La mostra fa parte della missione di Ocean Space di rivalutare conoscenza e percezione attuali dell’Oceano attraverso i sensi e attraverso narrazioni non europee. Quale esperienza estetica offre Taloi Havini agli spettatori nello spazio espositivo per affrontare questa sfida?

Chus Martinez: Ho in parte già toccato questo argomento. La nostra prima intenzione era creare le condizioni perché Taloi desse vita ad un nuovo lavoro secondo i suoi termini. Non è un rapporto d’interesse in cui gli artisti aiutano noi occidentali a comprendere meglio le miserie del nostro passato. Penso che ormai siamo in grado di conoscere l’impatto delle nostre azioni e di avvicinarci a modi di pensare diversi dai nostri.

Ciò che è importante – a mio avviso – è creare situazioni adeguate in cui non possiamo evitare questa chiamata. In questo senso, lavorare continuamente con artisti come Taloi garantisce sicuramente l’emergere organico di un diverso legame tra le culture. Ci prepara davvero a diventare i ricettori che dobbiamo essere per imparare, per amare. Questo è fondamentale, ma solo se facciamo del nostro meglio per ascoltare, per allenare i nostri sensi in modo diverso.

 Vista della Grande Barriera Corallina. Grande Barriera Corallina, dicembre 2020. “The Soul Expanding Ocean #1: Taloi Havini”

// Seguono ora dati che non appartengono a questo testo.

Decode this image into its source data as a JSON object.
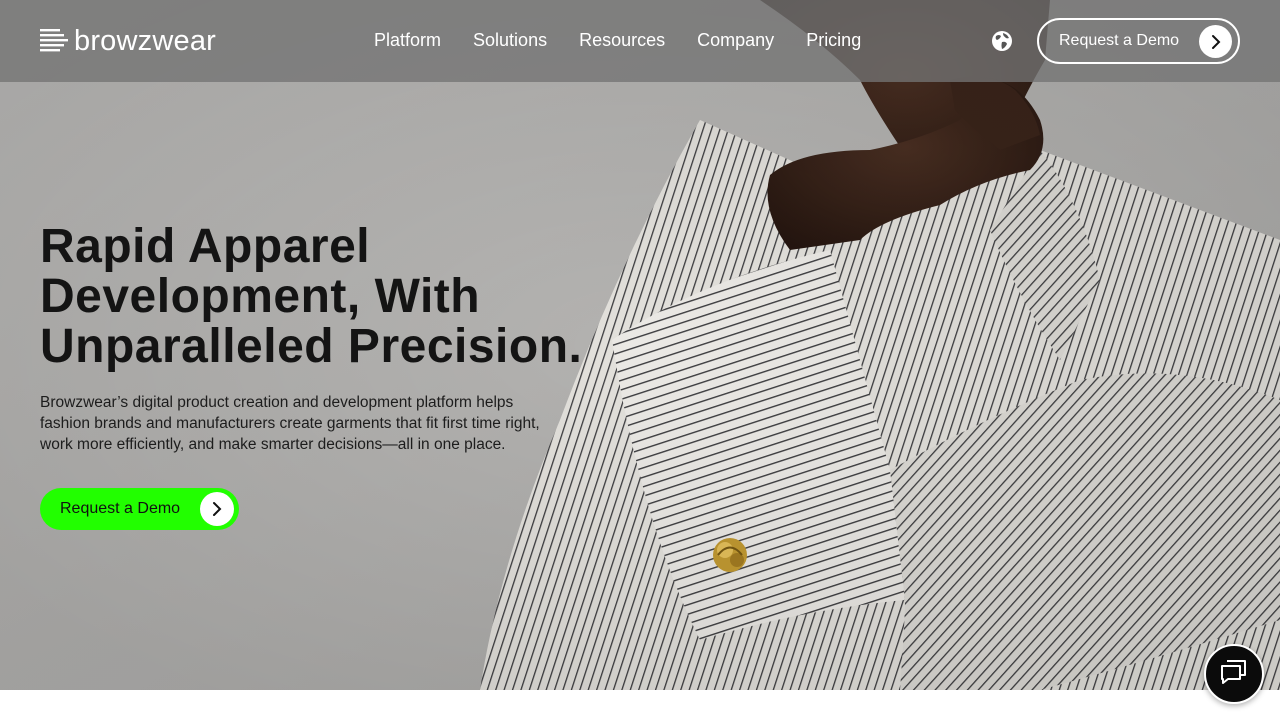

Vista della Grande Barriera Corallina. Grande Barriera Corallina, dicembre 2020. “The Soul Expanding Ocean #1: Taloi Havini” è commissionata da TBA21–Academy e coprodotta con Schmidt Ocean Institute, co-fondato da Wendy Schmidt | Foto per gentile concessione dello Schmidt Ocean Institute. 

Cosa significa per Taloi Havini dover fare i conti con la doppia appartenenza alla cultura di Bouganville e australiana?

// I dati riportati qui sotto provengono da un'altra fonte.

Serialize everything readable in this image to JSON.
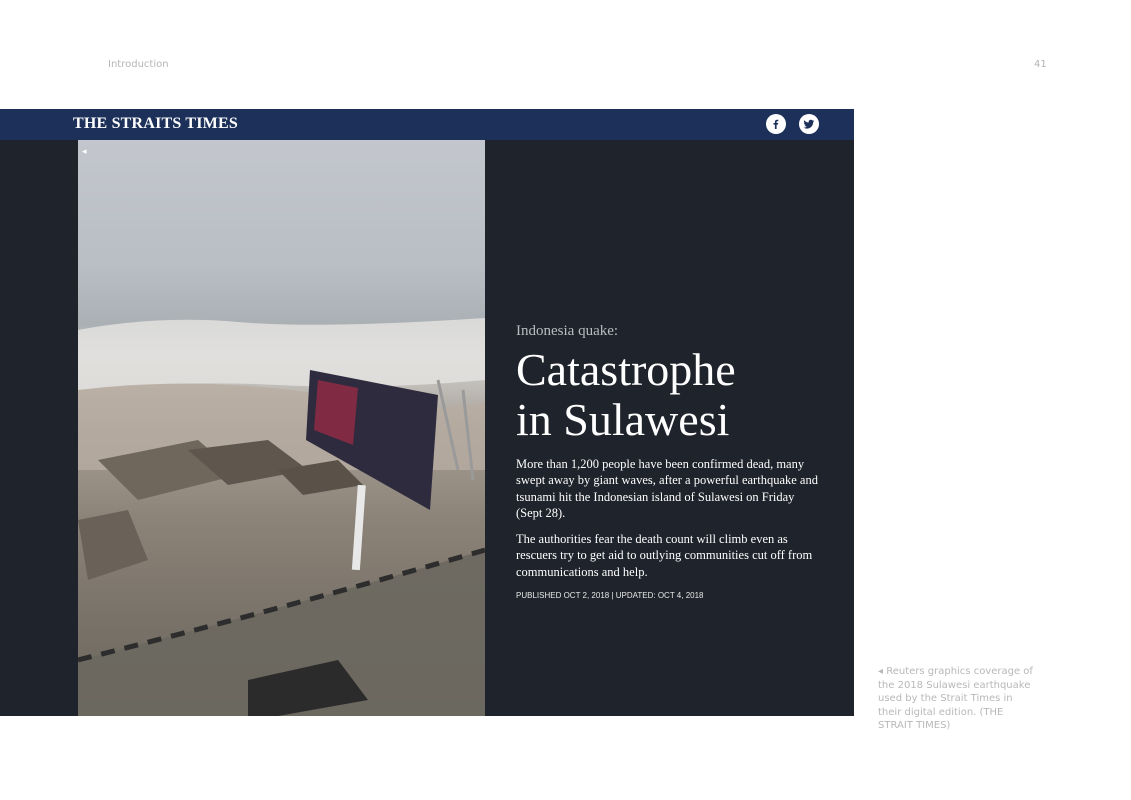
{
  "page": {
    "section": "Introduction",
    "number": "41"
  },
  "screenshot": {
    "brand": "THE STRAITS TIMES",
    "social_icons": [
      "facebook-icon",
      "twitter-icon"
    ],
    "back_arrow": "◂",
    "kicker": "Indonesia quake:",
    "headline_line1": "Catastrophe",
    "headline_line2": "in Sulawesi",
    "paragraph1": "More than 1,200 people have been confirmed dead, many swept away by giant waves, after a powerful earthquake and tsunami hit the Indonesian island of Sulawesi on Friday (Sept 28).",
    "paragraph2": "The authorities fear the death count will climb even as rescuers try to get aid to outlying communities cut off from communications and help.",
    "published": "PUBLISHED OCT 2, 2018 | UPDATED: OCT 4, 2018",
    "colors": {
      "topbar": "#1c3059",
      "background": "#1f232b"
    }
  },
  "caption": "◂ Reuters graphics coverage of the 2018 Sulawesi earthquake used by the Strait Times in their digital edition. (THE STRAIT TIMES)"
}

Chus Martinez: Non posso davvero rispondere a questo per conto di Taloi. Posso solo dire che parla e si rivolge a entrambe le culture. La mia impressione è che lei padroneggi un modo organico di comprendere le contraddizioni e che promuova la ricchezza che entrambe le culture possiedono.

Taloi Havini: Answer to the Call, 2021. Veduta della mostra The Soul Expanding Ocean #1: Taloi Havini, Ocean Space, Venezia.
Taloi Havini: Answer to the Call, 2021. Veduta della mostra The Soul Expanding Ocean #1: Taloi Havini, Ocean Space, Venezia. Commissionata da TBA21–Academy e coprodotta con Schmidt Ocean Institute, co-fondato da Wendy Schmidt |Foto: gerdastudio.

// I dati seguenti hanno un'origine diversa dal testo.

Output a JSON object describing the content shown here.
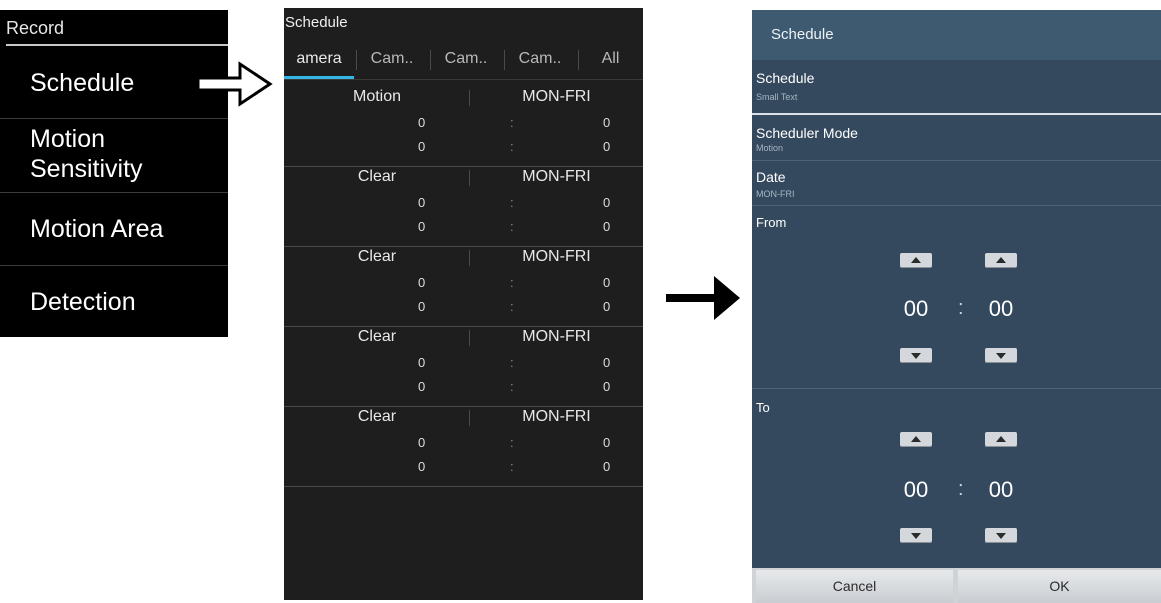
{
  "menu": {
    "title": "Record",
    "items": [
      "Schedule",
      "Motion",
      "Sensitivity",
      "Motion Area",
      "Detection"
    ]
  },
  "list": {
    "title": "Schedule",
    "tabs": [
      "amera",
      "Cam..",
      "Cam..",
      "Cam..",
      "All"
    ],
    "colon": ":",
    "groups": [
      {
        "mode": "Motion",
        "date": "MON-FRI",
        "rows": [
          [
            "0",
            "0"
          ],
          [
            "0",
            "0"
          ]
        ]
      },
      {
        "mode": "Clear",
        "date": "MON-FRI",
        "rows": [
          [
            "0",
            "0"
          ],
          [
            "0",
            "0"
          ]
        ]
      },
      {
        "mode": "Clear",
        "date": "MON-FRI",
        "rows": [
          [
            "0",
            "0"
          ],
          [
            "0",
            "0"
          ]
        ]
      },
      {
        "mode": "Clear",
        "date": "MON-FRI",
        "rows": [
          [
            "0",
            "0"
          ],
          [
            "0",
            "0"
          ]
        ]
      },
      {
        "mode": "Clear",
        "date": "MON-FRI",
        "rows": [
          [
            "0",
            "0"
          ],
          [
            "0",
            "0"
          ]
        ]
      }
    ]
  },
  "dialog": {
    "title": "Schedule",
    "schedule": {
      "title": "Schedule",
      "sub": "Small Text"
    },
    "mode": {
      "title": "Scheduler Mode",
      "sub": "Motion"
    },
    "date": {
      "title": "Date",
      "sub": "MON-FRI"
    },
    "from": {
      "label": "From",
      "hour": "00",
      "minute": "00"
    },
    "to": {
      "label": "To",
      "hour": "00",
      "minute": "00"
    },
    "colon": ":",
    "cancel": "Cancel",
    "ok": "OK"
  },
  "colors": {
    "accent_tab": "#33b5e5",
    "dialog_bg": "#34495e",
    "list_bg": "#1e1e1e"
  },
  "icons": [
    "outline-arrow-right-icon",
    "solid-arrow-right-icon",
    "spinner-up-icon",
    "spinner-down-icon"
  ]
}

Le risposte politiche del mondo occidentale alla crisi climatica sembrano inclini ad una lettura tecnocratica e scientifica dei problemi ambientali piuttosto che a cambiare il modo di vivere e governare il pianeta. Quanto è importante ridefinire il concetto di natura e un cambiamento del nostro modo di immaginarla per rivedere questo equilibrio?

Chus Martinez: Tocca un aspetto molto importante. Vediamo ancora il pianeta come una risorsa, al servizio dei bisogni umani. Il suo scrutinio attraverso una gamma di strumenti tecnologici complessi, agisce tante volte come uno scudo – un bastione – che ci protegge dal dovere di apprendere l’azione dell’Oceano, la voce degli elementi, le epistemologie di tutti coloro che vivono a stretto contatto con esso.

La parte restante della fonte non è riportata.